In 1979, the New Museum inaugurated an ongoing exhibition series in the large window of the New School building facing 14th Street.Artists were encouraged to submit proposals for exhibiting works conceived especially for the site. These displays, initially lasting for approximately four weeks, were often mounted independently, but many were also curated in conjunction with larger exhibitions in the main galleries.
With the Museum’s move in 1983 to the Astor Building in Soho, the window series was expanded to encompass windows facing both Broadway and Mercer, with displays lasting approximately six weeks. Then, in December of the following year, the Window series were formally merged with the WorkSpace and New Work Gallery programs, under the umbrella of a new ongoing series called On View, focused on presenting work that had not received significant exposure in New York, as well as new works by more established artists. Displays were lengthened to eight weeks and were accompanied by brochures with essays and documentation, creating a sustained platform and critical apparatus for presenting emerging artists’ works.

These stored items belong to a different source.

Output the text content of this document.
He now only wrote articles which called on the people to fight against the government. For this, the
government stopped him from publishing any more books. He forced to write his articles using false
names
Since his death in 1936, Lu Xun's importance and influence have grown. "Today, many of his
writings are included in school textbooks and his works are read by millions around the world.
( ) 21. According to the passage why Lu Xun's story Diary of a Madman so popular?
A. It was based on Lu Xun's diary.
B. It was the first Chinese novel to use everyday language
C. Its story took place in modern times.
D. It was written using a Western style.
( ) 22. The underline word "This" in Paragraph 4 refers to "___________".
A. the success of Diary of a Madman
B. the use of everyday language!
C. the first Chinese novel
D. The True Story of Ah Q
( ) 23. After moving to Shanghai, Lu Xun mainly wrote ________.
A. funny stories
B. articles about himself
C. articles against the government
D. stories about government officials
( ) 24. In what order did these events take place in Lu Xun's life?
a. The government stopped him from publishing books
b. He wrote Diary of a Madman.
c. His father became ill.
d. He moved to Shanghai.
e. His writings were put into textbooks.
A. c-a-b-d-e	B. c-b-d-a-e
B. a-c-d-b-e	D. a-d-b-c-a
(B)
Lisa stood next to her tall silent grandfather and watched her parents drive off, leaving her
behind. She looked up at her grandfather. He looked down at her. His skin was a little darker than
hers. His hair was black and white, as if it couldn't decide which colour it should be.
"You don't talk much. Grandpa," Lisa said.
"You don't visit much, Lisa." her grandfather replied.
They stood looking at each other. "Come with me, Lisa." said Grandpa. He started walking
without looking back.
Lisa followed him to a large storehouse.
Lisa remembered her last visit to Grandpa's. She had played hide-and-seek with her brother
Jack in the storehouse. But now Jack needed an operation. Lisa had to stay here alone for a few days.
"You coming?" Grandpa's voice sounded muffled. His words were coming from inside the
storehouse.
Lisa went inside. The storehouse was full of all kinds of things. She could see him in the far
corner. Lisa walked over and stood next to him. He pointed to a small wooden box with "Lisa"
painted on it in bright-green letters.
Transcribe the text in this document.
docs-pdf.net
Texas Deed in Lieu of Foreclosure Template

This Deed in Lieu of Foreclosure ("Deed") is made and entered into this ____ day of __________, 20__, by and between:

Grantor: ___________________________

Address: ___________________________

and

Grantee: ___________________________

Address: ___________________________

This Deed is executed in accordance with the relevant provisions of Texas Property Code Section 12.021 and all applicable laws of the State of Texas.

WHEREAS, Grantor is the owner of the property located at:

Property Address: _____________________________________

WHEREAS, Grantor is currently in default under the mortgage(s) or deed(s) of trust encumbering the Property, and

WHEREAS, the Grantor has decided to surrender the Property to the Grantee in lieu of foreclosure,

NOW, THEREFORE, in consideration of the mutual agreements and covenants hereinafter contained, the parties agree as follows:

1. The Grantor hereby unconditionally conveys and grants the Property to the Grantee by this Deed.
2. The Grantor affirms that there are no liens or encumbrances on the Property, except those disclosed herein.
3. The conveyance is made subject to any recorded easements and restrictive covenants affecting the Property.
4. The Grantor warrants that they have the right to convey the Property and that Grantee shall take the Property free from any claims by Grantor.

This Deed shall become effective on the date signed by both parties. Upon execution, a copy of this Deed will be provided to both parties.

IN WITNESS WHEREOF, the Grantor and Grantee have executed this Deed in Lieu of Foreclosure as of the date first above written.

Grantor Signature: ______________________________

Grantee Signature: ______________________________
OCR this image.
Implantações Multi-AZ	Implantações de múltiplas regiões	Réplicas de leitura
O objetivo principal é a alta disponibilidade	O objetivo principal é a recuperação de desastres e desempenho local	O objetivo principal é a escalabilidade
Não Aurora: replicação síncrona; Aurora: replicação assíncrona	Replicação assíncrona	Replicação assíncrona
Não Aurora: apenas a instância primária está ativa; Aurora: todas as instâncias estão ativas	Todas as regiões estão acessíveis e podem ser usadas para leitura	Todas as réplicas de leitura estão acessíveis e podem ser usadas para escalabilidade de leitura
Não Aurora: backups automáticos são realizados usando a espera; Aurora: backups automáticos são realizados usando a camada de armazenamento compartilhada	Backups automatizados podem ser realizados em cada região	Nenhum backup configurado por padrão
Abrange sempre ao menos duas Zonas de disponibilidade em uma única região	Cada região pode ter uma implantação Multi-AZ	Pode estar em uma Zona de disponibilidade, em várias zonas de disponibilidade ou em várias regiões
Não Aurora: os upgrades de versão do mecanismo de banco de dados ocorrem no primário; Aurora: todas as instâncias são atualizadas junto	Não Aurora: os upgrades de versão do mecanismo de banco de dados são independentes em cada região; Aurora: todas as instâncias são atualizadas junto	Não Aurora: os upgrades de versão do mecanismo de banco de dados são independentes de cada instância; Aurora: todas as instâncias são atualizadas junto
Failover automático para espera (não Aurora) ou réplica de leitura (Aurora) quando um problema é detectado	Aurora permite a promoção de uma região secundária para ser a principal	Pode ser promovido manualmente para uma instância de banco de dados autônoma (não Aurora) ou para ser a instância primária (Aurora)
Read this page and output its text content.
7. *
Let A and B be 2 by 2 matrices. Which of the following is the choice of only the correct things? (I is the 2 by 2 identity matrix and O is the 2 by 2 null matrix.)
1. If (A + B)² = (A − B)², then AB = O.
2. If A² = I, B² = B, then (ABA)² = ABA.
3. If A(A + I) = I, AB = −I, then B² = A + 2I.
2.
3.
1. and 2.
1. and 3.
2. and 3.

The Window series continued to operate as a means of engaging the public, and the immediacy with which artists could create and display installations via the Window format at times leant itself to the presentation of works that directly engaged current social and political issues. In 1987, curator William Olander invited AIDS activist group ACT UP to create the window installation and the resulting work, Let the Record Show…, provided information regarding the AIDS epidemic and depicted the crisis from a historical perspective. Subsequent installations by General Idea, Gran Fury, and PONY, as well as the Museum’s annual participation in Visual AIDS’ Day With(out) Art, also promoted awareness of the issue. Some political Window exhibitions elicited strong reactions from the public, including negative reactions. Erika Rothenberg’s installation Have You Attacked America Today?, was vandalized twice during its display in 1989-1990.
Intermittently throughout its history, the windows also became sites for performance. Gina Wendkos’ Four Blondes (1981) provides an early example of artists creating performance works that have a generative relationship to the art installation. With the launch of the On View program in December 1984, the Mercer window became the regular site of Linda Montano’s Seven Years of Living Art (1984 - 1991), a residency and performance in which Montano returned one day a month for seven years to give consultations on life and art to visitors. In 1998, the Museum celebrated a major gallery renovation with the performance series Noon to Midnight, which took place in the Broadway Window. Thereafter, the Window facing Broadway was increasingly used to stage performances in conjunction with major exhibitions that occurred in the main gallery, expanding its scope to include experimental music, dance, and performance art, as well as a live physique demonstration by female bodybuilders. Artists featured during this period included Julia Mandle, Claudia Triozzi, Bum Cello, Cildo Meirelles, and Claude Wampler.